La mancanza di un amico; mi sono sempre sentito in debito, per Will. Le cose non dette, quelle non fatte, la responsabilità scriteriata nel suo arruolamento, quando avrei dovuto dissuaderlo vedendolo tentennare e invece ne sfidai l'orgoglio, sbagliando la previsione dei risultati immediati. Partì. Non tornò. Non sono mai stato a visitare la sua tomba, non penso ci andrò mai. Non ho mai trovato la sua donna, non penso la troverò mai. Vorrei poter credere che quanto ho sofferto (era sofferenza) resti, quanto meno, come gesto ultimo di affetto. Ne dubito. Giustificazioni infantili a posteriori. Rimane il fatto che Ritter è qua, Keynard non più. Al fronte c'ero anche io; mi sono buttato, distrutto, prosciugato in trincea. Forse non basta, ma devo pensare che basti. Devo pensare basterà.
Vergil è il migliore amico io abbia mai avuto. 


Mancanza di una coscienza, forse. D'una responsabilità intrinseca. D'una determinazione, d'una volontà forte che non fosse l'improvvisazione d'un istinto estremizzato nella tossicodipendenza e nella sociopatia. Scegliere con coscienza. E quella coscienza è stata Jack Rooster, in assenza di meglio. Anzi, è stata Jack Rooster perché, per uno come me, l'unica coscienza possibile è una come lei. 
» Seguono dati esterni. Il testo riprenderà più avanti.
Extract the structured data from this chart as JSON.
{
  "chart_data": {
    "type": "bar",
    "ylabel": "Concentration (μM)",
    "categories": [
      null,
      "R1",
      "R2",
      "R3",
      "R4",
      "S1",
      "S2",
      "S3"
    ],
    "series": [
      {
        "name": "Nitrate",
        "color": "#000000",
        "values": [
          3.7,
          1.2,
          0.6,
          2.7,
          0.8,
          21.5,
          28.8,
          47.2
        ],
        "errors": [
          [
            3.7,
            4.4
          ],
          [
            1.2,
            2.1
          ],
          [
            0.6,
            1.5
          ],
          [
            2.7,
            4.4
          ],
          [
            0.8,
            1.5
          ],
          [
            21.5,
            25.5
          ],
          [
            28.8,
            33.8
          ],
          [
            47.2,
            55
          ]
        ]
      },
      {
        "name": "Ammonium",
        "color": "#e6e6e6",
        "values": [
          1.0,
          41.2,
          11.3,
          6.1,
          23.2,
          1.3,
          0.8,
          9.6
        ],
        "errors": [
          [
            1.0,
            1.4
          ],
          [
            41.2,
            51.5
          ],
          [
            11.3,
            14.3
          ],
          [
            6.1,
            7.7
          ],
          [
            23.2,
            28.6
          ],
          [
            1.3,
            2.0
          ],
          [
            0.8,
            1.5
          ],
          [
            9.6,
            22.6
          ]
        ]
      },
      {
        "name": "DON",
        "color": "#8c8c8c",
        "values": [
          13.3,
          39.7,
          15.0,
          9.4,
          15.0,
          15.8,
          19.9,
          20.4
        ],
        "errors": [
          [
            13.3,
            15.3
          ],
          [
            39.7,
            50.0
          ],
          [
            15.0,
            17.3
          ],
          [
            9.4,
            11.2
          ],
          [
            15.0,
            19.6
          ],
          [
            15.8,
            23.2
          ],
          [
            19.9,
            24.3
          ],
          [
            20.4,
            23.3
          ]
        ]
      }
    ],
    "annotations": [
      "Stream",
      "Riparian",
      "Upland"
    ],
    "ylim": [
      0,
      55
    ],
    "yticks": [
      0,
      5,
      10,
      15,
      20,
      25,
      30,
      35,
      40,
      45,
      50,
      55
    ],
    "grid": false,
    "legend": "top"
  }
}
Non sono un indipendentista, sono un individualista. Al contempo, il mio cervello si nutre di ragione, si nutre delle verità schematiche dello scienziato (pur ubriacandosi troppo spesso di umori sentimentali sbagliati, al momento sbagliato): non sono un indipendentista ma, razionalmente, ritengo che lo stimolo,  la prospettiva rivoluzionaria sia quella giusta. 'Giusta' non inteso in chiave etica, nell'ambito lessicale della morale, bensì a livello matematico, empirico addirittura. Cioè: sia esattamente quello che deve accadere dati determinati presupposti storici. 


Sono stanco della morfina, del blast. Sono stanco, pur nella nausea, nel mal di testa, nei sudori freddi. Nel malessere che so già diverrà dolore nelle prossime ore. Sono stanco. 
Credo proverò a smettere. Con l'aiuto di qualcuno. È bene allineare le mie speranze di vita fisiche con quelle volitivo/emotive. 


In carcere è arrivato Elia, ingessato e tristemente sconvolto come suo solito. L'ultimo bottone della camicia agganciato. Un particolare che definisce larga parte di lui. Non sembra invecchiato, né cambiato. Adesso pare più giovane di me. Si è seduto dietro al vetro della sala visite, composto, di quella compostezza sempre allerta, sempre ingombrante a sé medesima. Credevo avrei perso la testa, in un momento simile. Lo credevo. Invece no. Sono stato contento di rivederlo, di ignorare i suoi occhi lucidi a tratti, il suo imbarazzo. Il timore di deludermi, la coscienza drammatica di avermi deluso, scegliendo di non deludere nostro padre. Troppe cose che non possiamo dirci; troppe cose che non c'è bisogno, di dire. Gli racconterò della bambina, prima o poi. 
Iniziare a perdonare alcune persone; i peccati di cui si sono macchiati, sono solitamente peccati contro il mio egocentrismo smisurato. O connivenze inconsapevoli con sistemi malati. Più la prima, della seconda.



Quando mi sono svegliato dal coma, dopo l'incidente, erano finiti gli incubi.
Avevo scontato la condanna. Avevo seppellito i miei morti: Blackrock, Hera, Boros, Spartaca. William. L'adolescente, il bambino che mia madre non mi ha concesso di essere. Le persone che ho ucciso, quelle che non ho salvato. Ho scontato la condanna, seppellito i miei morti.
Non è il perdono. Non è l'innocenza.
Ma non ho bisogno né di perdono, né di innocenza per andare avanti. Per ricominciare da capo.